Dopo qualche tentennamento prevale la considerazione del fatto che la "cancellazione di due fasci" verrà accolta senza problemi e quindi le Br rivendicano il delitto sublimandolo in atto di guerra. "Per capire come ciò possa essere avvenuto - dice Piero Mazzola - bisogna riandare al clima di quegli anni. Era il tempo in cui campeggiavano sui muri le scritte 'Uccidere un fascista non è reato', e 'I covi dei fascisti vanno chiusi col fuoco'... La 'caccia al fascista' era all'ordine del giorno e non faceva neanche più notizia".
Dopo la rivendicazione i mass media, parlando di "fantomatiche" e "sedicenti" Brigate Rosse, accreditano l'ipotesi che in realtà il duplice omicidio sia stato commesso da "fascisti mascherati". E alla Facoltà di Scienze politiche, dove insegna Toni Negri, compare un tazebao in cui si spiega l'accaduto come conseguenza di uno "scontro tra fascisti".

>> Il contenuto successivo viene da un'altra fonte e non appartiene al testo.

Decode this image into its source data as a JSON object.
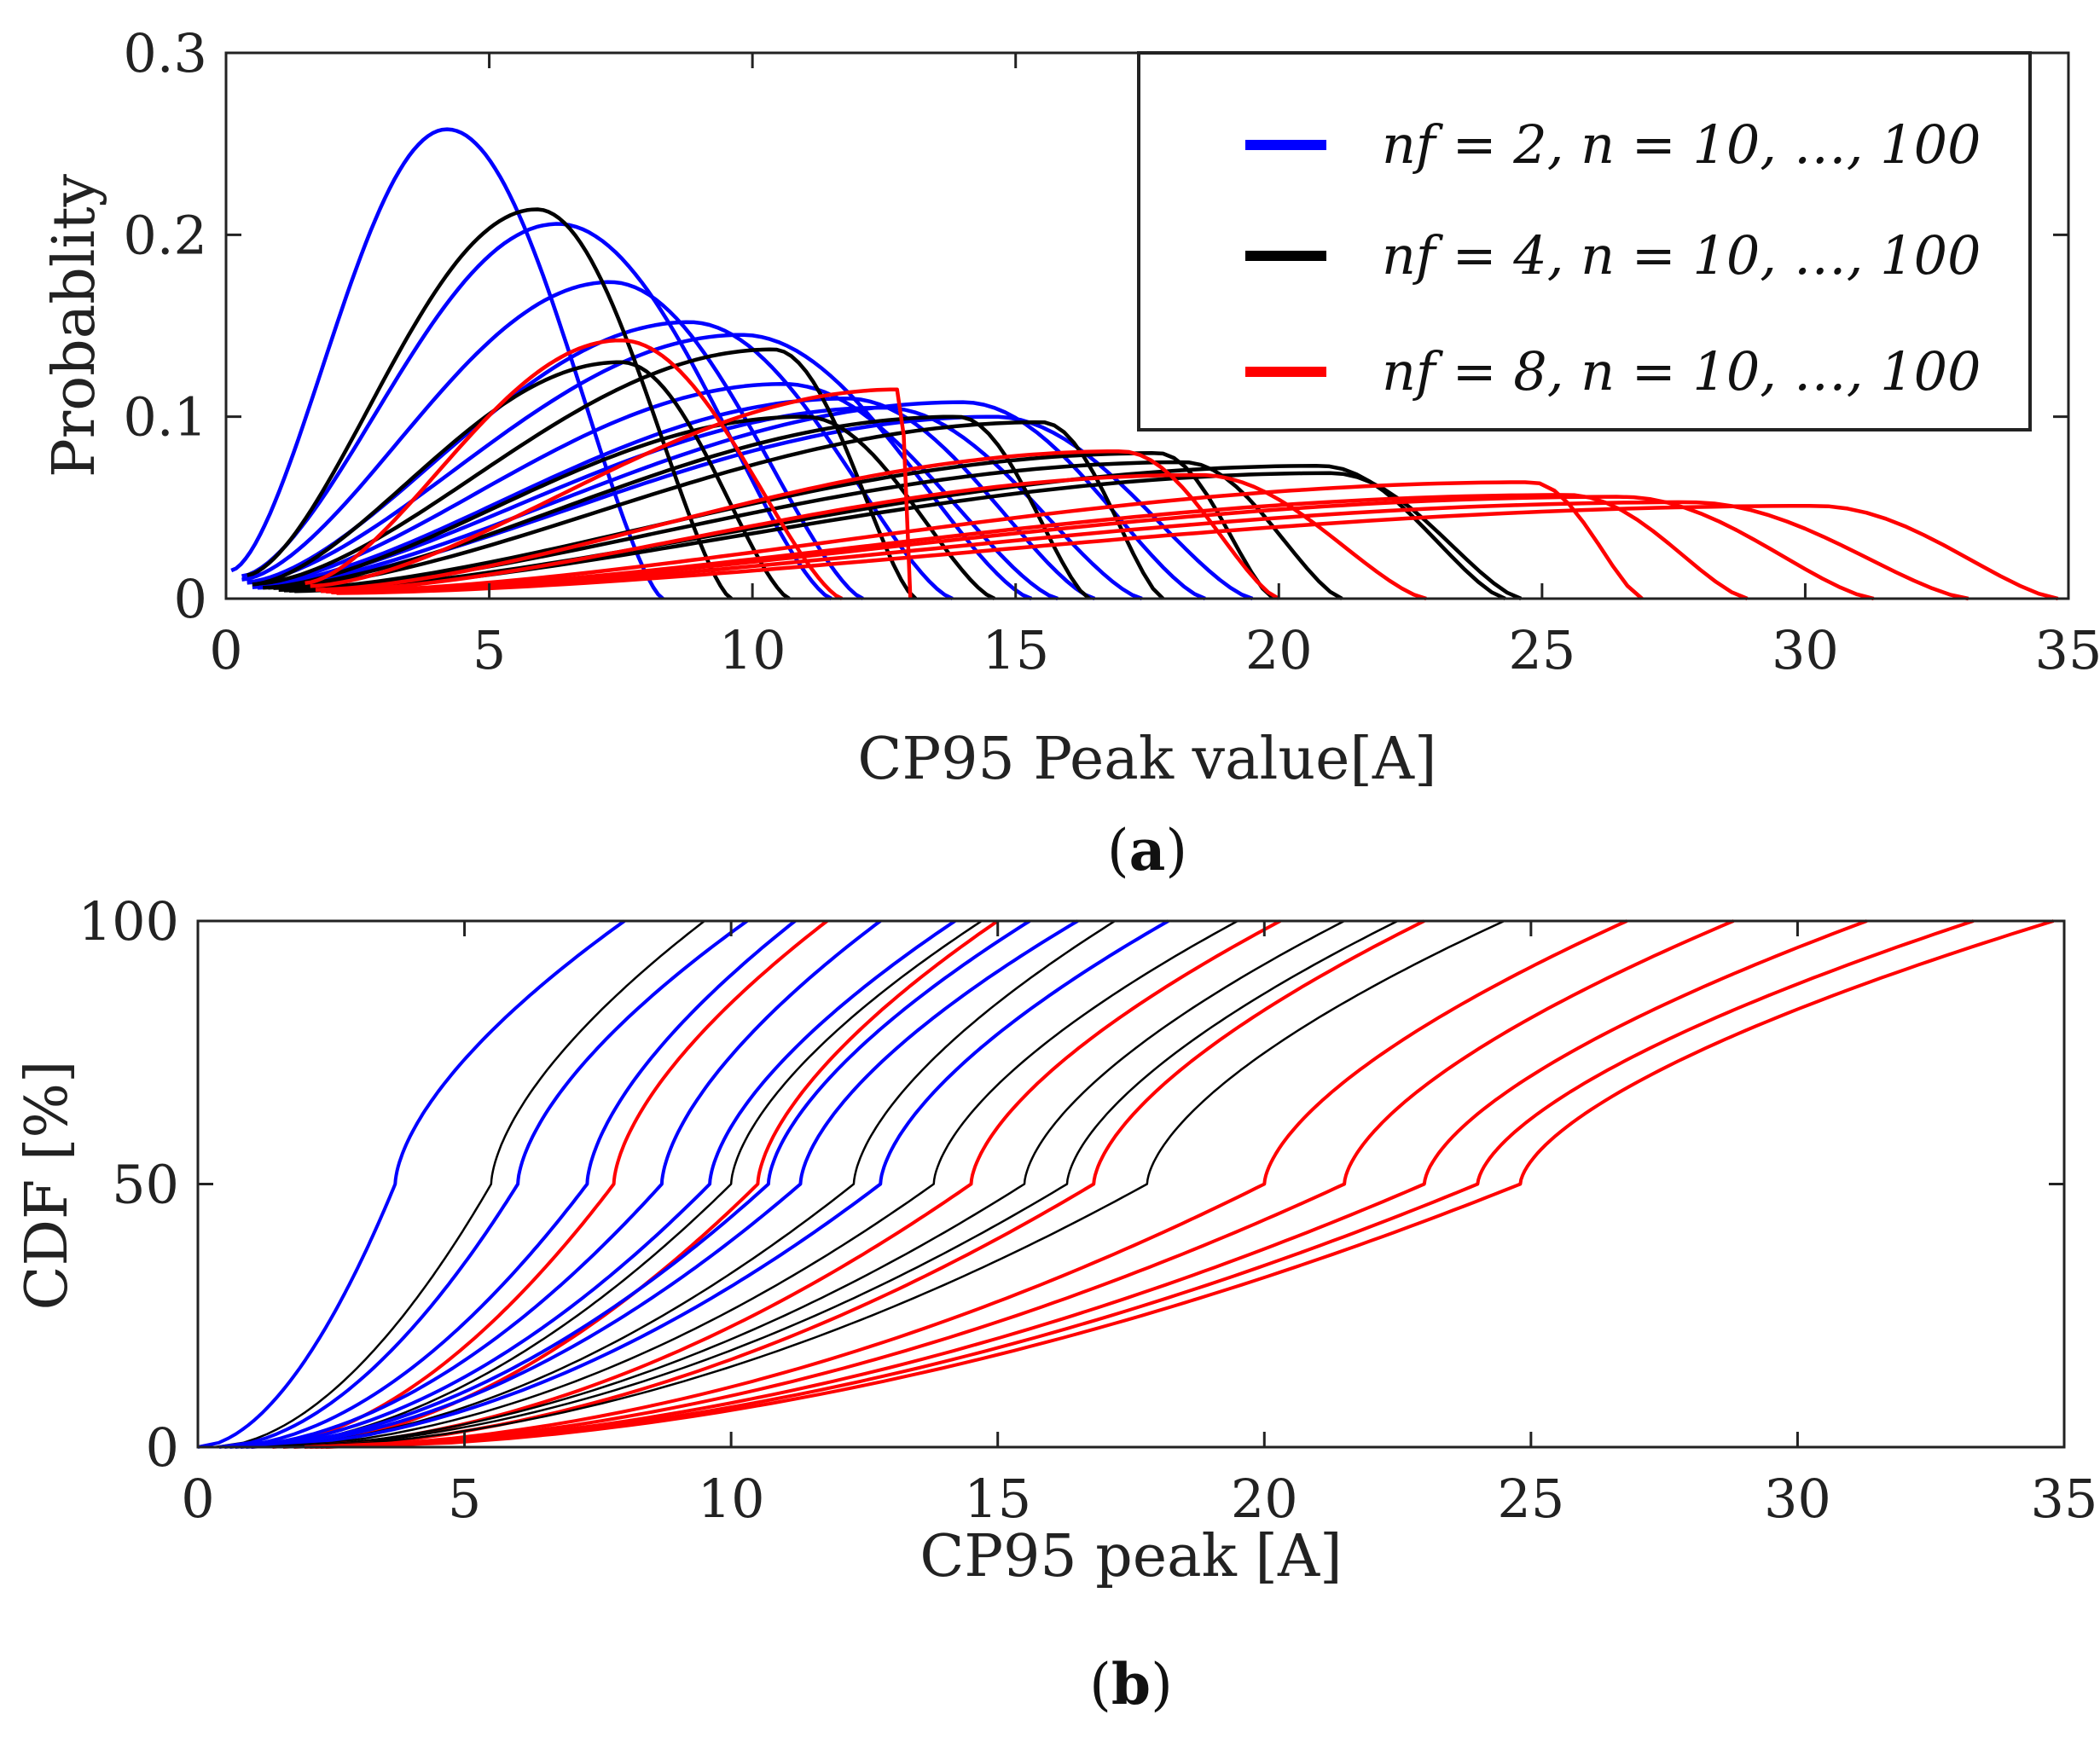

Per i sei anni successivi la magistratura inseguirà la "pista nera" nello svolgimento delle indagini, fin che alcuni pentiti non cominceranno a fare chiarezza sull'evento. Dopo molti anni e numerosi processi, nel 1992 la Corte di Cassazione, confermando le risultanze del processo di appello in secondo grado, emetterà le seguenti condanne: 16 anni per Curcio e Moretti e 18 per Franceschini, in quanto mandanti; 18 anni ad Ognibene, 12 a Semeria, 12 alla Ronconi, 7 anni e mezzo a Serafini come esecutori. Pelli nel 1979 era morto in carcere di leucemia.
Giralucci e Mazzola sono due morti dimenticati. Pochi libri accennano all'uccisione di questi "due fascisti", dei quali quasi sempre non ci si ricorda neppure il nome: Graziano, un giovane del Movimento sociale; Giuseppe, un anziano carabiniere in pensione, di fede monarchica, che aveva scelto di mettere a disposizione dell'Msi una parte del suo tempo libero, ma che non partecipava neppure alle riunioni "politiche".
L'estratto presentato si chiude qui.